Moscú es una ciudad hecha con el sentimiento aspiracional de ser el centro del mundo. Todas las capas de su historia conviven como presente urbano. Las inolvidables estaciones de subte, diseñadas como palacios de la clase trabajadora a cien metros de profundidad; el Kremlin zarista y su Plaza Roja; las famosas iglesias ortodoxas de cúpulas coloridas y cebolladas; las calles con limusinas de diez metros, son formas –o estaciones- de la grandeza rusa, que nunca pierde su escala. Como la del tren: el más largo del mundo.

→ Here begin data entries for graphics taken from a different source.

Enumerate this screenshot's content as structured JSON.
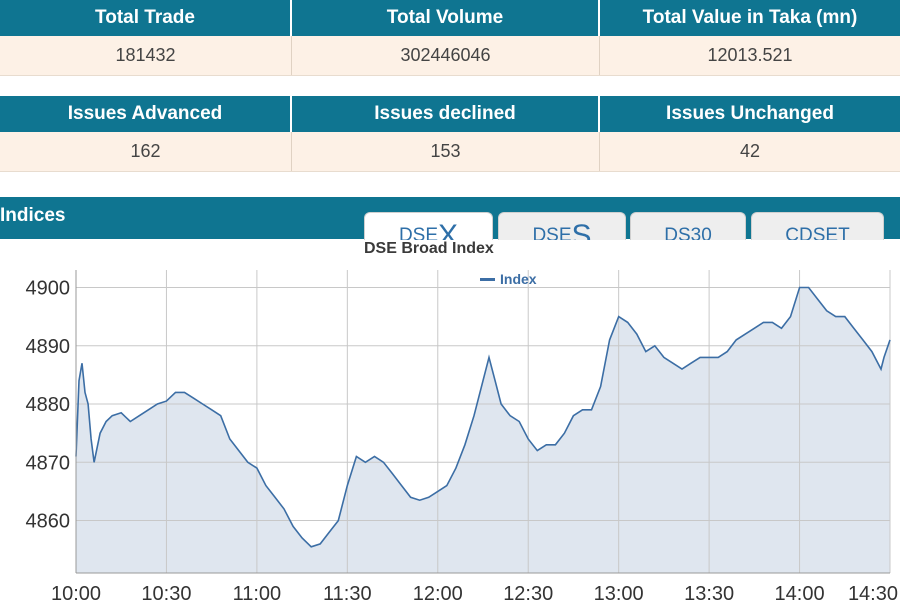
{
  "market_summary": {
    "headers": [
      "Total Trade",
      "Total Volume",
      "Total Value in Taka (mn)"
    ],
    "values": [
      "181432",
      "302446046",
      "12013.521"
    ]
  },
  "issues_summary": {
    "headers": [
      "Issues Advanced",
      "Issues declined",
      "Issues Unchanged"
    ],
    "values": [
      "162",
      "153",
      "42"
    ]
  },
  "indices": {
    "title": "Indices",
    "tabs": [
      {
        "prefix": "DSE",
        "suffix": "X",
        "active": true
      },
      {
        "prefix": "DSE",
        "suffix": "S",
        "active": false
      },
      {
        "label": "DS30",
        "active": false
      },
      {
        "label": "CDSET",
        "active": false
      }
    ]
  },
  "colors": {
    "header_bg": "#0f7591",
    "value_row_bg": "#fdf1e6",
    "series_line": "#3c6ea5",
    "series_fill": "#dfe6ef"
  },
  "chart_data": {
    "type": "area",
    "title": "DSE Broad Index",
    "legend": [
      "Index"
    ],
    "legend_position": "top-center",
    "grid": true,
    "x_ticks": [
      "10:00",
      "10:30",
      "11:00",
      "11:30",
      "12:00",
      "12:30",
      "13:00",
      "13:30",
      "14:00",
      "14:30"
    ],
    "y_ticks": [
      4860,
      4870,
      4880,
      4890,
      4900
    ],
    "xlim": [
      "10:00",
      "14:30"
    ],
    "ylim": [
      4851,
      4903
    ],
    "series": [
      {
        "name": "Index",
        "x": [
          "10:00",
          "10:01",
          "10:02",
          "10:03",
          "10:04",
          "10:05",
          "10:06",
          "10:08",
          "10:10",
          "10:12",
          "10:15",
          "10:18",
          "10:21",
          "10:24",
          "10:27",
          "10:30",
          "10:33",
          "10:36",
          "10:39",
          "10:42",
          "10:45",
          "10:48",
          "10:51",
          "10:54",
          "10:57",
          "11:00",
          "11:03",
          "11:06",
          "11:09",
          "11:12",
          "11:15",
          "11:18",
          "11:21",
          "11:24",
          "11:27",
          "11:30",
          "11:33",
          "11:36",
          "11:39",
          "11:42",
          "11:45",
          "11:48",
          "11:51",
          "11:54",
          "11:57",
          "12:00",
          "12:03",
          "12:06",
          "12:09",
          "12:12",
          "12:15",
          "12:17",
          "12:19",
          "12:21",
          "12:24",
          "12:27",
          "12:30",
          "12:33",
          "12:36",
          "12:39",
          "12:42",
          "12:45",
          "12:48",
          "12:51",
          "12:54",
          "12:57",
          "13:00",
          "13:03",
          "13:06",
          "13:09",
          "13:12",
          "13:15",
          "13:18",
          "13:21",
          "13:24",
          "13:27",
          "13:30",
          "13:33",
          "13:36",
          "13:39",
          "13:42",
          "13:45",
          "13:48",
          "13:51",
          "13:54",
          "13:57",
          "14:00",
          "14:03",
          "14:06",
          "14:09",
          "14:12",
          "14:15",
          "14:18",
          "14:21",
          "14:24",
          "14:27",
          "14:28",
          "14:30"
        ],
        "values": [
          4871,
          4884,
          4887,
          4882,
          4880,
          4874,
          4870,
          4875,
          4877,
          4878,
          4878.5,
          4877,
          4878,
          4879,
          4880,
          4880.5,
          4882,
          4882,
          4881,
          4880,
          4879,
          4878,
          4874,
          4872,
          4870,
          4869,
          4866,
          4864,
          4862,
          4859,
          4857,
          4855.5,
          4856,
          4858,
          4860,
          4866,
          4871,
          4870,
          4871,
          4870,
          4868,
          4866,
          4864,
          4863.5,
          4864,
          4865,
          4866,
          4869,
          4873,
          4878,
          4884,
          4888,
          4884,
          4880,
          4878,
          4877,
          4874,
          4872,
          4873,
          4873,
          4875,
          4878,
          4879,
          4879,
          4883,
          4891,
          4895,
          4894,
          4892,
          4889,
          4890,
          4888,
          4887,
          4886,
          4887,
          4888,
          4888,
          4888,
          4889,
          4891,
          4892,
          4893,
          4894,
          4894,
          4893,
          4895,
          4900,
          4900,
          4898,
          4896,
          4895,
          4895,
          4893,
          4891,
          4889,
          4886,
          4888,
          4891
        ]
      }
    ]
  }
}
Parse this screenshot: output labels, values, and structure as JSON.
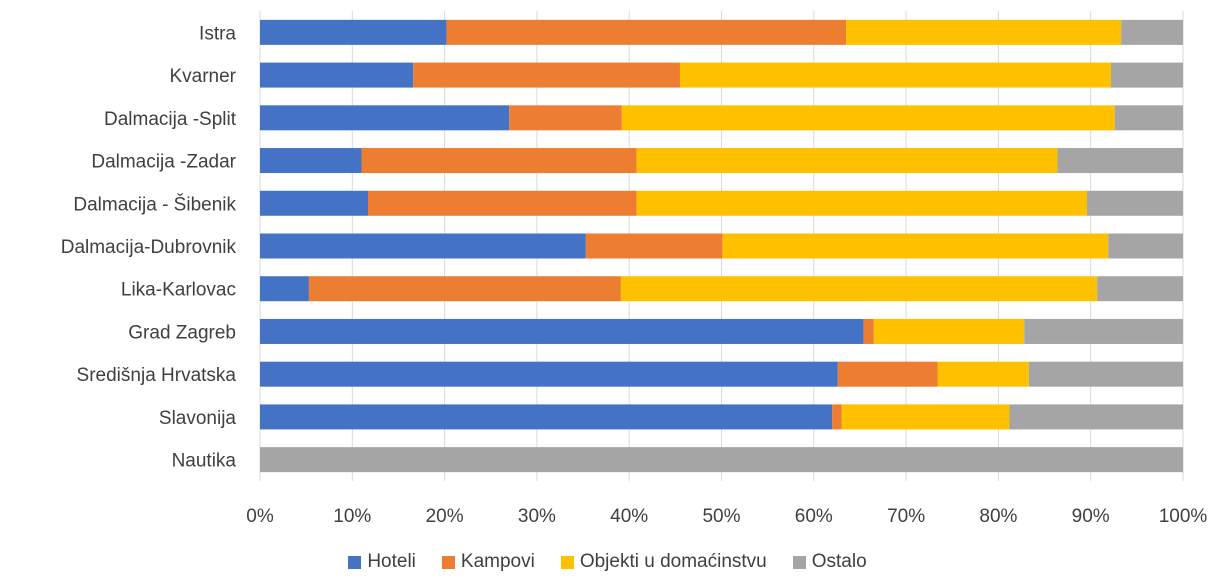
{
  "chart_data": {
    "type": "bar",
    "orientation": "horizontal",
    "stacked": "percent",
    "categories": [
      "Istra",
      "Kvarner",
      "Dalmacija -Split",
      "Dalmacija -Zadar",
      "Dalmacija - Šibenik",
      "Dalmacija-Dubrovnik",
      "Lika-Karlovac",
      "Grad Zagreb",
      "Središnja Hrvatska",
      "Slavonija",
      "Nautika"
    ],
    "series": [
      {
        "name": "Hoteli",
        "color": "#4472C4",
        "values": [
          20.2,
          16.6,
          27.0,
          11.0,
          11.7,
          35.3,
          5.3,
          65.4,
          62.6,
          62.0,
          0.0
        ]
      },
      {
        "name": "Kampovi",
        "color": "#ED7D31",
        "values": [
          43.3,
          28.9,
          12.2,
          29.8,
          29.1,
          14.8,
          33.8,
          1.1,
          10.8,
          1.0,
          0.0
        ]
      },
      {
        "name": "Objekti u domaćinstvu",
        "color": "#FFC000",
        "values": [
          29.8,
          46.7,
          53.4,
          45.6,
          48.8,
          41.8,
          51.6,
          16.3,
          9.9,
          18.2,
          0.0
        ]
      },
      {
        "name": "Ostalo",
        "color": "#A5A5A5",
        "values": [
          6.7,
          7.8,
          7.4,
          13.6,
          10.4,
          8.1,
          9.3,
          17.2,
          16.7,
          18.8,
          100.0
        ]
      }
    ],
    "xticks": [
      "0%",
      "10%",
      "20%",
      "30%",
      "40%",
      "50%",
      "60%",
      "70%",
      "80%",
      "90%",
      "100%"
    ],
    "xlim": [
      0,
      100
    ],
    "grid": true,
    "legend_position": "bottom"
  }
}
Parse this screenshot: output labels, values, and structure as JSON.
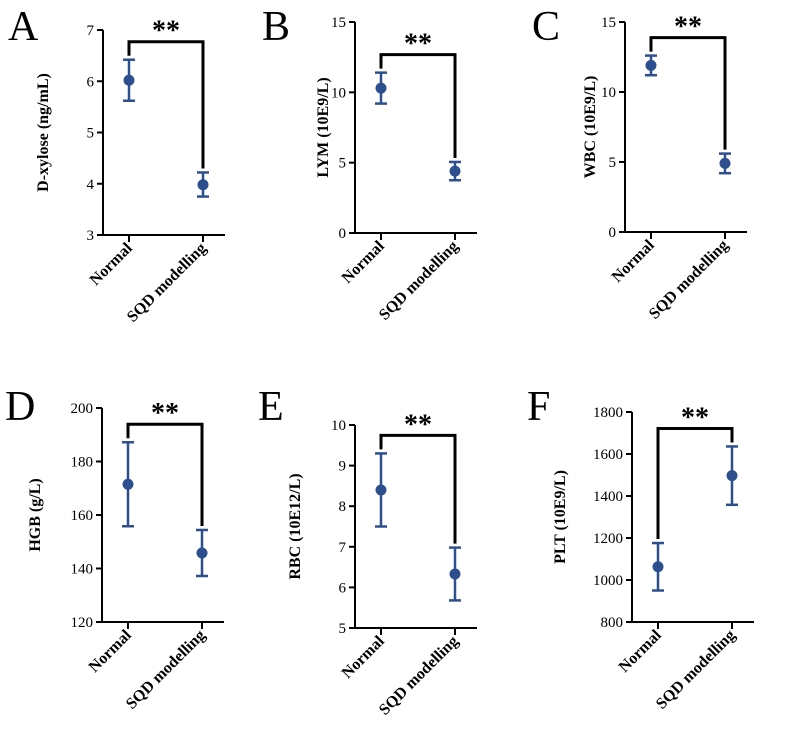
{
  "chart_data": [
    {
      "panel": "A",
      "type": "scatter",
      "categories": [
        "Normal",
        "SQD modelling"
      ],
      "ylabel": "D-xylose (ng/mL)",
      "ylim": [
        3,
        7
      ],
      "yticks": [
        3,
        4,
        5,
        6,
        7
      ],
      "means": [
        6.02,
        3.98
      ],
      "errors": [
        [
          5.62,
          6.42
        ],
        [
          3.75,
          4.22
        ]
      ],
      "significance": "**",
      "color": "#2d4f8e"
    },
    {
      "panel": "B",
      "type": "scatter",
      "categories": [
        "Normal",
        "SQD modelling"
      ],
      "ylabel": "LYM (10E9/L)",
      "ylim": [
        0,
        15
      ],
      "yticks": [
        0,
        5,
        10,
        15
      ],
      "means": [
        10.3,
        4.4
      ],
      "errors": [
        [
          9.2,
          11.4
        ],
        [
          3.75,
          5.05
        ]
      ],
      "significance": "**",
      "color": "#2d4f8e"
    },
    {
      "panel": "C",
      "type": "scatter",
      "categories": [
        "Normal",
        "SQD modelling"
      ],
      "ylabel": "WBC (10E9/L)",
      "ylim": [
        0,
        15
      ],
      "yticks": [
        0,
        5,
        10,
        15
      ],
      "means": [
        11.9,
        4.9
      ],
      "errors": [
        [
          11.2,
          12.6
        ],
        [
          4.2,
          5.6
        ]
      ],
      "significance": "**",
      "color": "#2d4f8e"
    },
    {
      "panel": "D",
      "type": "scatter",
      "categories": [
        "Normal",
        "SQD modelling"
      ],
      "ylabel": "HGB (g/L)",
      "ylim": [
        120,
        200
      ],
      "yticks": [
        120,
        140,
        160,
        180,
        200
      ],
      "means": [
        171.5,
        145.8
      ],
      "errors": [
        [
          155.8,
          187.2
        ],
        [
          137.2,
          154.4
        ]
      ],
      "significance": "**",
      "color": "#2d4f8e"
    },
    {
      "panel": "E",
      "type": "scatter",
      "categories": [
        "Normal",
        "SQD modelling"
      ],
      "ylabel": "RBC (10E12/L)",
      "ylim": [
        5,
        10
      ],
      "yticks": [
        5,
        6,
        7,
        8,
        9,
        10
      ],
      "means": [
        8.4,
        6.33
      ],
      "errors": [
        [
          7.5,
          9.3
        ],
        [
          5.68,
          6.98
        ]
      ],
      "significance": "**",
      "color": "#2d4f8e"
    },
    {
      "panel": "F",
      "type": "scatter",
      "categories": [
        "Normal",
        "SQD modelling"
      ],
      "ylabel": "PLT (10E9/L)",
      "ylim": [
        800,
        1800
      ],
      "yticks": [
        800,
        1000,
        1200,
        1400,
        1600,
        1800
      ],
      "means": [
        1063,
        1497
      ],
      "errors": [
        [
          950,
          1176
        ],
        [
          1358,
          1636
        ]
      ],
      "significance": "**",
      "color": "#2d4f8e"
    }
  ]
}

Salir de Moscú hacia el este es ingresar en lo que nunca hemos siquiera oído nunca nombrar. Pasamos por ejemplo por Nizhny Novgorod, y ahí el tren cruza el río Volga; pasamos por Kazan, capital de Tartaristán, donde se habla en tártaro y es la principal ciudad musulmana en Rusia -su hermosa mezquita, inaugurada en 2005 a mil años de la fundación de la ciudad, es la más grande del continente europeo.
Nadie diría aquí que estamos en Europa (los rusos no se dicen ni parte de Europa ni de Asia). La divisoria formal entre ambos continentes son los Montes Urales. Donde los atraviesa el tren, se reducen a conjunto de lomas y colinas. Pero al venir de la Gran Llanura Europea Oriental y tener enfrente dos mil kilómetros chatos de Siberia occidental, esas tímidas elevaciones por entre las que serpentea el tren quedan marcadas como grandes accidentes geográficos. La puerta de Asia.
El Transiberiano es una cápsula donde las referencias temporales se disuelven, porque en tramos de veinte o treinta horas de una ciudad a otra, los husos horarios son atravesados sin que nadie sepa en cuál estamos, de manera que está el horario de la ciudad en que subimos al tren, el de la ciudad a la que vamos, y, encima, el horario oficial del tren, que es, siempre, en toda Rusia, el horario moscovita –lo mismo en los tickets que indican horarios de salida y llegada, y en las estaciones, siempre los horarios son con hora de Moscú, y hay algunos pueblos muy pequeños sin otro reloj público que el de la estación ferroviaria: pequeñas islas de horario moscovita en medio del oriente-. Si todo viaje es un viaje en el tiempo, este más bien funciona como un viaje hacia afuera del tiempo. Por eso para muchos es un viaje para contemplar la vida: mirar por la ventana y no ver nada; ponerse ante un vacío y encontrarse. Con momentos de vértigo horizontal, el Transiberiano es un abismo hacia adelante.
Pero es Rusia, una madre que abandona nunca del todo a su prole. Así es que cuando pareciéramos estar en medio de la nada, y pasamos por uno de tantos ínfimos villorrios de casas de madera, que de no ser por el tendido eléctrico sería una imagen de cualquiera de los últimos cuatro siglos, de pronto aparece detrás y rompiendo el bosque una furibunda mole de hormigón, cuarenta metros de largo y cinco pisos de alto; imposible saber su función productiva pero evidente su efecto simbólico: recordarnos a todos que este páramo también es un punto del Imperio.
El lago Baikal fue parte del imperio mongol. Cuando el tren pasa por el extremo sur del lago estamos ante los paisajes acaso más hermosos de todo el recorrido: montañas escarpadas, con bosque y nieve, enmarcan el inmenso lago, de superficie congelada aún en primavera. Para caminar sobre sus duras aguas hay que bajar en la pintoresca Irkutsk, otrora apodada “la París de Siberia”, llena de casas de madera finamente ornamentadas, y viajar en una pequeña combi de hechura soviética con gente que aun habla ruso pero ya tiene cara mongola.